Paleontologists now believe that only after the genetic tool kit was complete could the Cambrian explosion take place. Only then was it possible for dozens of new animal body plans to emerge. Evolution did not build a new network of body‑building genes from scratch in the process; it simply tinkered with the original genetic tool kit to build different kinds of legs, eyes, hearts, and other body parts. These animals took on dramatically different appearances, but they still held on to an underlying program for building bodies.

One of the most dramatic examples of this flexibility lies in the origin of our own nervous system. All vertebrates have a nerve cord running down their backs (the dorsal side, as biologists call it), while the heart and digestive tract are on the front (or ventral) side. Insects and other arthropods have an opposite arrangement: the nerve cord is on the ventral side, and the heart and gut are on the dorsal.

These mirror‑image body plans inspired a fierce debate between Georges Cuvier and Geoffroy Saint‑Hilaire in the 1830s. Cuvier found their anatomy so fundamentally different that he decided vertebrates and arthropods belonged in two completely distinct groups. But Geoffroy claimed that if you transformed the arthropod body plan drastically enough, you would end up with the vertebrate body plan. It turns out that Geoffroy was right, but in a way he couldn’t have imagined. The nervous systems of vertebrates and arthropods are indeed starkly different. But the genes that control their development are the same.

When a vertebrate embryo begins to form, the cells on both the dorsal and the ventral sides have the potential to become neurons. Yet we do not have spinal cords running down our bellies, because the cells on the ventral side of vertebrate embryos release a protein called Bmp‑4, which prevents cells from becoming neurons. Gradually Bmp‑4 spreads from the ventral cells toward the dorsal side of the embryo, blocking the formation of neurons as it goes.

If Bmp‑4 spreads all the way to the other side, no neurons could form at all in a vertebrate embryo. But as the embryo develops, its dorsal cells release a protein that blocks Bmp‑4. Known as chordin, it protects the dorsal side of the embryo from Bmp‑4, leaving the cells there free to turn into neurons. Eventually they give rise to the spinal cord that runs along a vertebrate’s back.

Compare that sequence of events to what happens in a fruit fly. When a fruit fly embryo first forms, it can also form nerves on both its dorsal and ventral sides. But then a nerve‑repressing protein called Dpp is made on its dorsal side, instead of the ventral side where Bmp‑4 first appears in vertebrates. As Dpp spreads toward the ventral side of the fly, it is blocked by the protein sog. Protected from Dpp, a fly’s ventral side can form a nerve cord.

These sets of genes not only perform similar jobs in insects and vertebrates, but their sequences are nearly identical. The nerve‑blocking gene Dpp and the nerve‑blocking gene Bmp‑4 are matches, as are their antagonists, sog and chordin. They are so similar, in fact, that if a sog gene from a fly is inserted into a frog embryo, a second spinal cord will start taking form in the frog’s belly. The same genes are building the same structures in insects and frogs, but they’re flipped.

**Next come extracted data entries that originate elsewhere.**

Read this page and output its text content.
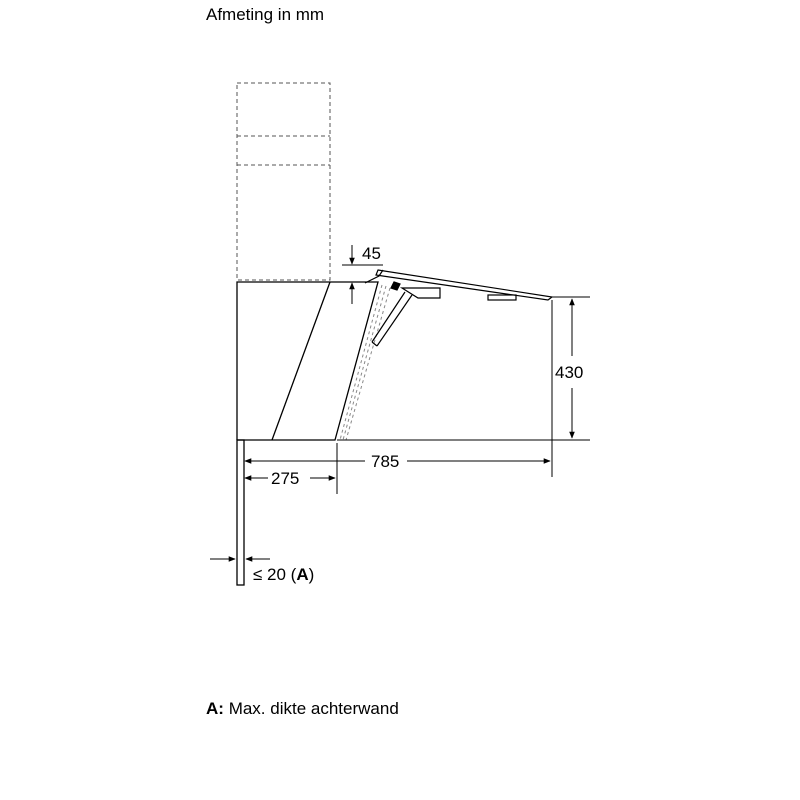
Afmeting in mm
45
430
785
275
≤ 20 (A)
A: Max. dikte achterwand
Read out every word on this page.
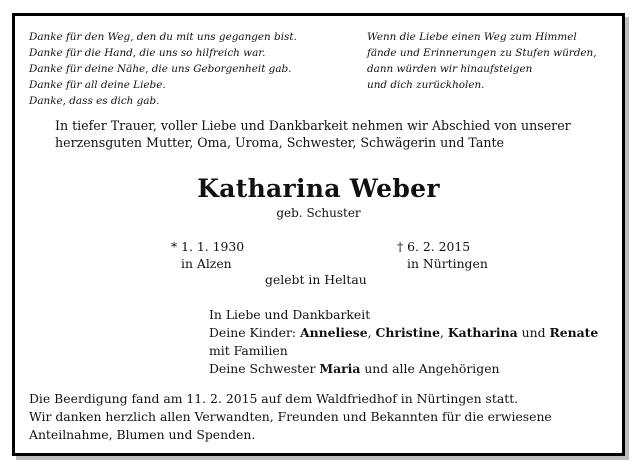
Danke für den Weg, den du mit uns gegangen bist.
Danke für die Hand, die uns so hilfreich war.
Danke für deine Nähe, die uns Geborgenheit gab.
Danke für all deine Liebe.
Danke, dass es dich gab.
Wenn die Liebe einen Weg zum Himmel
fände und Erinnerungen zu Stufen würden,
dann würden wir hinaufsteigen
und dich zurückholen.
In tiefer Trauer, voller Liebe und Dankbarkeit nehmen wir Abschied von unserer
herzensguten Mutter, Oma, Uroma, Schwester, Schwägerin und Tante
Katharina Weber
geb. Schuster
* 1. 1. 1930
in Alzen
† 6. 2. 2015
in Nürtingen
gelebt in Heltau
In Liebe und Dankbarkeit
Deine Kinder: Anneliese, Christine, Katharina und Renate
mit Familien
Deine Schwester Maria und alle Angehörigen
Die Beerdigung fand am 11. 2. 2015 auf dem Waldfriedhof in Nürtingen statt.
Wir danken herzlich allen Verwandten, Freunden und Bekannten für die erwiesene
Anteilnahme, Blumen und Spenden.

Such similar genes doing such similar jobs must have a common ancestry. John Gerhart at the University of California at Berkeley has proposed how this transformation took place. The first animals with the genetic tool kit grew several small nerve cords running along the sides of their bodies rather than a single big one. These ancestral animals carried a gene that was the ancestor of both chordin and sog, and it promoted the growth of neurons at all the places where a nerve cord was to form in their embryos.

This common ancestor gave rise to all the lineages that appeared during the Cambrian explosion. In the lineage that led to arthropods, the nerve cords all coalesced into a single one running on their ventral side. In vertebrates, the cords all migrated to the back. But the original genes for building nerve cords didn’t disappear; the place where they became active changed. And so, over time, they became the mirror images that so impressed Geoffroy.